Collaborating Campuses: Berkeley, Los Angeles, Merced
Award Amount: $1.07 million over 2 years
Technical Abstract: Recent events have dramatically highlighted the vulnerability of the world’s material cultural heritage. This project catalyzes a collaborative research effort by four University of California campuses to use cyber-archaeology and digital humanities to document and safeguard virtually some of the most at-risk heritage objects and places. Faculty and students are conducting path-breaking archaeological research at locations in Egypt, Turkey, Jordan, Israel, Greece and Cyprus covering over 10,000 years of cultural materials, architecture and landscapes.

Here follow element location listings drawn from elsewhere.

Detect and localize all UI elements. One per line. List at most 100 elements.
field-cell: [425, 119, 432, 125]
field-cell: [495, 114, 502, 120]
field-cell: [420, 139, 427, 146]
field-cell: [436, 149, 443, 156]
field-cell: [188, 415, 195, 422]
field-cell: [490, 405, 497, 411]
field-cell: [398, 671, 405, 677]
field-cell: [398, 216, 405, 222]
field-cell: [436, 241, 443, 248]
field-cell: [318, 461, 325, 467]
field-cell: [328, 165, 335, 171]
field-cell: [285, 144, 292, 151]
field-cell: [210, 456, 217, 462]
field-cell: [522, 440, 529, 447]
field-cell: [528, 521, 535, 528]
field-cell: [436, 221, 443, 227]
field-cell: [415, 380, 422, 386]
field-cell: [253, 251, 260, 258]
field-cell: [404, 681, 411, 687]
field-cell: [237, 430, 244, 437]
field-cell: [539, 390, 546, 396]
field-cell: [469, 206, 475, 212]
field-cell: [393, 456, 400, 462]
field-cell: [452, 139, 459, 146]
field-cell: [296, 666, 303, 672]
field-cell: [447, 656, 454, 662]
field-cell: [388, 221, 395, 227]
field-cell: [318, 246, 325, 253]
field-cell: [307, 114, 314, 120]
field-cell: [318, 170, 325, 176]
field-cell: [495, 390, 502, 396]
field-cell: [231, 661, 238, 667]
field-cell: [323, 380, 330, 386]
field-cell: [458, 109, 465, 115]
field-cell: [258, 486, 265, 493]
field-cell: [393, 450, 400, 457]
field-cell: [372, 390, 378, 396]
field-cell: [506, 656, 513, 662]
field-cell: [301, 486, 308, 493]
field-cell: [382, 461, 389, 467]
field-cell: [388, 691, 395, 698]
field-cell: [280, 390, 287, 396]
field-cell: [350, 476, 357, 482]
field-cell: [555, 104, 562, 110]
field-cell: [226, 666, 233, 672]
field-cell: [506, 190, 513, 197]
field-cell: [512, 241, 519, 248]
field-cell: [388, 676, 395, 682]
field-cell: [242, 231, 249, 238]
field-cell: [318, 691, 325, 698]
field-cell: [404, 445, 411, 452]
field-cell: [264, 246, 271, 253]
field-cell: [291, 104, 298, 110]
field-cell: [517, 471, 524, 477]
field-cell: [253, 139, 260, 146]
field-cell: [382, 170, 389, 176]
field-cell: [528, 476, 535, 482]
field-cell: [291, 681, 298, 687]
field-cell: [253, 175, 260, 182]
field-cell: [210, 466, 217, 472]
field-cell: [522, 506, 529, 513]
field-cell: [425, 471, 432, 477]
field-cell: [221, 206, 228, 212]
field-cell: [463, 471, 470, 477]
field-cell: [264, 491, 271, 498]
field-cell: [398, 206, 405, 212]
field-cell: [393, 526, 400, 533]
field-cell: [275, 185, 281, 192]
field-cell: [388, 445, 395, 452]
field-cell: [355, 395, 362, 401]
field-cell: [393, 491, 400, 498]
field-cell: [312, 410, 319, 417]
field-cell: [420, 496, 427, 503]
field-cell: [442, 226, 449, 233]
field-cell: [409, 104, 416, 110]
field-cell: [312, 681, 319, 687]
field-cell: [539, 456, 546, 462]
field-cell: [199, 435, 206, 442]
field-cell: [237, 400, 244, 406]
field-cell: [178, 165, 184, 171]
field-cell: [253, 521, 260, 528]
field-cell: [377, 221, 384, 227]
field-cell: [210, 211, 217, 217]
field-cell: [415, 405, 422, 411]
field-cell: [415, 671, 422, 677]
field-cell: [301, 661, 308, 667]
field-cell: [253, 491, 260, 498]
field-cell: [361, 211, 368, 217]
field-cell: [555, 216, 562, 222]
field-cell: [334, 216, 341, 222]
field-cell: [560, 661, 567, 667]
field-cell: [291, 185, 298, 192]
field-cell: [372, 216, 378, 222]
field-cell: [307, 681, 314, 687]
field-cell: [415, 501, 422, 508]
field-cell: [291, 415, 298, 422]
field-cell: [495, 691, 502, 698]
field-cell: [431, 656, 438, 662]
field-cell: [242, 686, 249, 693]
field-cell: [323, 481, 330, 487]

Site and artifact identification, cataloging, and digital preservation of complex data and other content derived from satellite imagery, drones, sensors, 3D data capture, and other techniques are research challenges. Walk-in life-sized 3D kiosks and personal devices for viewing digital objects and sharing heritage data will be developed for each collaborating campus and networked for telepresence collaboration in 3D. The platform will enable: 1) correlative studies of regional climate/environmental data and demographic, cultural, and technological changes; 2) studies of how human conflicts, climate change, pollution, natural disasters, and looting affect archaeological sites and forecasting of critically-endangered places; and 3) 3D models using new kinds of geospatial data. Public engagement in the UC research mission will be promoted via online crowd-sourcing to monitor at-risk sites, and open-source software will enable public access to 3D digital heritage visualization. The project will position UC as a national leader in global cultural heritage preservation efforts, and California as an active participant in ‘archaeo-diplomacy’ by offering solutions for virtual documentation of at-risk cultural resources.